Taking the alleged facts in the Vicks’ pleadings as true, we nevertheless conclude their pleadings affirmatively negate any waiver of immunity. Thus, the trial court did not err in granting the pleas to the jurisdiction, and we deny the Vicks’ request for a remand to amend their pleadings.

Conclusion

We overrule the Vicks’ issues on appeal and affirm the trial court’s judgment.

. The statute reads in relevant parts as follows:

(a) An individual is entitled to defer collection of a tax, abate a suit to collect a delinquent tax, or abate a sale to foreclose a tax lien if the individual:
(1) is 65 years of age or older or is disabled as defined by Section 11.13(m); and
(2) the tax was imposed against property that the individual owns and occupies as a residence homestead.
(b) To obtain a deferral, an individual must file with the chief appraiser for the appraisal district in which the property is located an affidavit stating the facts required to be established by Subsection (a). The chief appraiser shall notify each taxing unit participating in the district of the filing. After an affidavit is filed under this subsection, a taxing unit may not file suit to collect delinquent taxes on the property and the property may not be sold at a sale to foreclose the tax lien until the 181st day after the date the individual no longer owns and occupies the property as a residence homestead.

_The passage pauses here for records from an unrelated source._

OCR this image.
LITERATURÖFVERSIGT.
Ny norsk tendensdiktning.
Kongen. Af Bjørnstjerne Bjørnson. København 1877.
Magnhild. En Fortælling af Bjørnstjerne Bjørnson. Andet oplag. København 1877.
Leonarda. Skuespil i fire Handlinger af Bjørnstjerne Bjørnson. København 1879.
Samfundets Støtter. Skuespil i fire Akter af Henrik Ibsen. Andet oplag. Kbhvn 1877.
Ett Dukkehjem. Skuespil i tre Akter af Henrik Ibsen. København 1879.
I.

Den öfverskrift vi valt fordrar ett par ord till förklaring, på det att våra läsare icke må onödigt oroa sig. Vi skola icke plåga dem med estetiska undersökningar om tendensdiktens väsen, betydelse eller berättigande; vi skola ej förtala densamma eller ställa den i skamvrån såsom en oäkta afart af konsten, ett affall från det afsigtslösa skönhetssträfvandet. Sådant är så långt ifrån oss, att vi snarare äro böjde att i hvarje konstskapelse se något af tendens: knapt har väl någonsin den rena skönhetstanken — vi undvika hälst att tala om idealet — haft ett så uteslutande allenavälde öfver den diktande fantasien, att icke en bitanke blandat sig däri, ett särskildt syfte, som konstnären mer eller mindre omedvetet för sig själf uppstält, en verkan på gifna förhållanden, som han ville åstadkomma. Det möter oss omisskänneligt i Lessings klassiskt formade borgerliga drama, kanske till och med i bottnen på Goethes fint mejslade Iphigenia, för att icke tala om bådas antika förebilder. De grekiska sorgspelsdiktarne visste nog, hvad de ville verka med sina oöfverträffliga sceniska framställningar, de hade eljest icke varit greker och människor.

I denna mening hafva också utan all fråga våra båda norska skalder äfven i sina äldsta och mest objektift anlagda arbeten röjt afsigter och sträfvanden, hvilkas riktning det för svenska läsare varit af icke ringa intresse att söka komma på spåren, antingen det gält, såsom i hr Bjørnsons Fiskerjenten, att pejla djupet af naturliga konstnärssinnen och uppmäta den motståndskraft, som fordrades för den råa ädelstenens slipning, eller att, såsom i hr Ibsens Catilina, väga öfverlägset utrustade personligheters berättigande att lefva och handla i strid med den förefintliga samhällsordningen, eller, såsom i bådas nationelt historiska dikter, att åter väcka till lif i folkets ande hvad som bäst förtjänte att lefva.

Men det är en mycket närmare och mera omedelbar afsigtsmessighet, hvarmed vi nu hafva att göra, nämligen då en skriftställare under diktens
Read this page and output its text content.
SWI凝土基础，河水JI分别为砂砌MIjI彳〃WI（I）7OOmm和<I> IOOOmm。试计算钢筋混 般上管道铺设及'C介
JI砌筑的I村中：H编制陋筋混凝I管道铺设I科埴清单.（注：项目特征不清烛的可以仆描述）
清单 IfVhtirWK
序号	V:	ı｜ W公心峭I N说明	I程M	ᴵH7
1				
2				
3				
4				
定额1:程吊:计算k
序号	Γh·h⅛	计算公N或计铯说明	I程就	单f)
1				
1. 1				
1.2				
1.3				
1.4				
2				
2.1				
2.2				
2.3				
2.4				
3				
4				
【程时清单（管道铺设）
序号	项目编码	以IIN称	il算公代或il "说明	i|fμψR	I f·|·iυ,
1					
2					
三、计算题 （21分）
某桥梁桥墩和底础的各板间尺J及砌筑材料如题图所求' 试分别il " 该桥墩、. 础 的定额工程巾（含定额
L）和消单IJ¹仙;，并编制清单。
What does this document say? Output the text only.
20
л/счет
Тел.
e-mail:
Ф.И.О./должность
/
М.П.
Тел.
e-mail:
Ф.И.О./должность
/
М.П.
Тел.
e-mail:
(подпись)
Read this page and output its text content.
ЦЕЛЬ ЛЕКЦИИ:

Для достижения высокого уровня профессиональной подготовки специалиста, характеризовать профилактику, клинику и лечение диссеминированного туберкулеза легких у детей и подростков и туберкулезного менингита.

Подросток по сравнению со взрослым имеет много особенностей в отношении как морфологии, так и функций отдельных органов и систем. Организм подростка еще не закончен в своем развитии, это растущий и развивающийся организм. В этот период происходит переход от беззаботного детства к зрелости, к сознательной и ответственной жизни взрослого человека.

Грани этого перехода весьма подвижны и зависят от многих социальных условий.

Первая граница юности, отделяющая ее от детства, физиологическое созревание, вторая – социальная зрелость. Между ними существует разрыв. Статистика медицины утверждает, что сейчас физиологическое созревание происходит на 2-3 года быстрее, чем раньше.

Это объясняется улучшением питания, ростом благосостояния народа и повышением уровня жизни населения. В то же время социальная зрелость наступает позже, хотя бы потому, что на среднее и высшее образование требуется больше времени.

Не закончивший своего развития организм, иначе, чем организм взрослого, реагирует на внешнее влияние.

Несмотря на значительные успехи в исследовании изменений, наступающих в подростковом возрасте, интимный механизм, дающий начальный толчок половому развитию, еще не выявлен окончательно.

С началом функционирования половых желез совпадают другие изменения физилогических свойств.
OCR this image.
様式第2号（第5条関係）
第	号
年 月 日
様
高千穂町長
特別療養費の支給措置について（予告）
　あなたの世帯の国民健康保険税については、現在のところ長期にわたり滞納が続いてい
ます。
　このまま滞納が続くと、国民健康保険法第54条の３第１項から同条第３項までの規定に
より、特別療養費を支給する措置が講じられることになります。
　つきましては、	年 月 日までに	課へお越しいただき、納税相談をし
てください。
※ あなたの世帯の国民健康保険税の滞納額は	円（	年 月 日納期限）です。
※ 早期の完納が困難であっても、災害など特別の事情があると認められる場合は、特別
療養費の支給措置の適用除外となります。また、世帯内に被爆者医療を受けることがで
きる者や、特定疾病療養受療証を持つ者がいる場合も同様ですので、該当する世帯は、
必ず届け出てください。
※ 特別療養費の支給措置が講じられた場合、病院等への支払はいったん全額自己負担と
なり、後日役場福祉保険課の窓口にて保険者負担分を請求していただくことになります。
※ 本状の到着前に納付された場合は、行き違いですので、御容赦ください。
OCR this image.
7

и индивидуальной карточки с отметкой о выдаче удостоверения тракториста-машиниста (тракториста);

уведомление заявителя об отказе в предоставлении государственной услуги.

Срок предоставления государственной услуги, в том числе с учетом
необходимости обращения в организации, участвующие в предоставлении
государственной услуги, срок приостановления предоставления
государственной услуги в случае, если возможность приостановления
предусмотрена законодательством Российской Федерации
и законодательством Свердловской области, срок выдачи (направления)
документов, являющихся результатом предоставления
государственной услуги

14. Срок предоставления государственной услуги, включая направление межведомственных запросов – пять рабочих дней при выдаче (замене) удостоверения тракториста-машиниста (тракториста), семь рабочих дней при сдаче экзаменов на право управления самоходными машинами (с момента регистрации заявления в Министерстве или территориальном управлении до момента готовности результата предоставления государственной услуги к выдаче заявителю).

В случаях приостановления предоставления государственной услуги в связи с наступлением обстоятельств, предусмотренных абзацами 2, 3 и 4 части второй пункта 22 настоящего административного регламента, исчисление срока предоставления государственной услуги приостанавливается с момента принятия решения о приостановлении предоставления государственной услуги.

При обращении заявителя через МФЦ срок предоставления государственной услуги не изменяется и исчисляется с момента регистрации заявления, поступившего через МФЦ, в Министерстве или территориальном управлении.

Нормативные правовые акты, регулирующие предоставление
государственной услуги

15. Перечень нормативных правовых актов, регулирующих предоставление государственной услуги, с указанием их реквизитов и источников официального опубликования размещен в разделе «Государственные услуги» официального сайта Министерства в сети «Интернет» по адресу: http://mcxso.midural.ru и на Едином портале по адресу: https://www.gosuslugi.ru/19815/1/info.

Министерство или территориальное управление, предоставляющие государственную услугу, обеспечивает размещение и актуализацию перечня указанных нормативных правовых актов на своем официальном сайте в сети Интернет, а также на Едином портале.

Tex. Tax Code Ann. § 33.06(a), (b).

.Subparagraph (c) of the statute reads as follows:

(c) To obtain an abatement of a pending suit, the individual must file in the court in which suit is pending an affidavit stating the facts required to be established by Subsection (a). If no controverting affidavit is filed by the taxing unit filing suit or if, after a hearing, the court finds the individual is entitled to the deferral, the court shall abate the suit until the 181st day after the date the individual no longer owns and occupies the property as a residence homestead. The clerk of the court shall deliver a copy of the judgment abating the suit to the chief appraiser of each appraisal district that appraises the property.

Tex. Tax Code Ann. § 33.06(c).

. The Vicks alleged that counsel for the taxing entities improperly contacted Bank of America and convinced the bank to pay the deferred taxes.

. The Vicks also sued Bank of America for multiple causes of action, but Bank of America is not a party in this severed suit and appeal.

. Later, Wilson County Appraisal District and the City of Floresville each filed a supplemental plea to the jurisdiction; FISD subsequently filed a separate plea to the jurisdiction.

. Wilson County also argues that we should dismiss the appeal as to the County because the Vicks’ notice of appeal did "not identify the Wilson/Linebarger Order as an order being appealed.” The notice of appeal stated that the Vicks sought to appeal from the June 30, 2015 severance order. The June 30, 2015 order names all the appellees, including the County and Linebarger. Because the Vicks’ notice of appeal states they are challenging a final order as to all appellees, the County's argument lacks merit.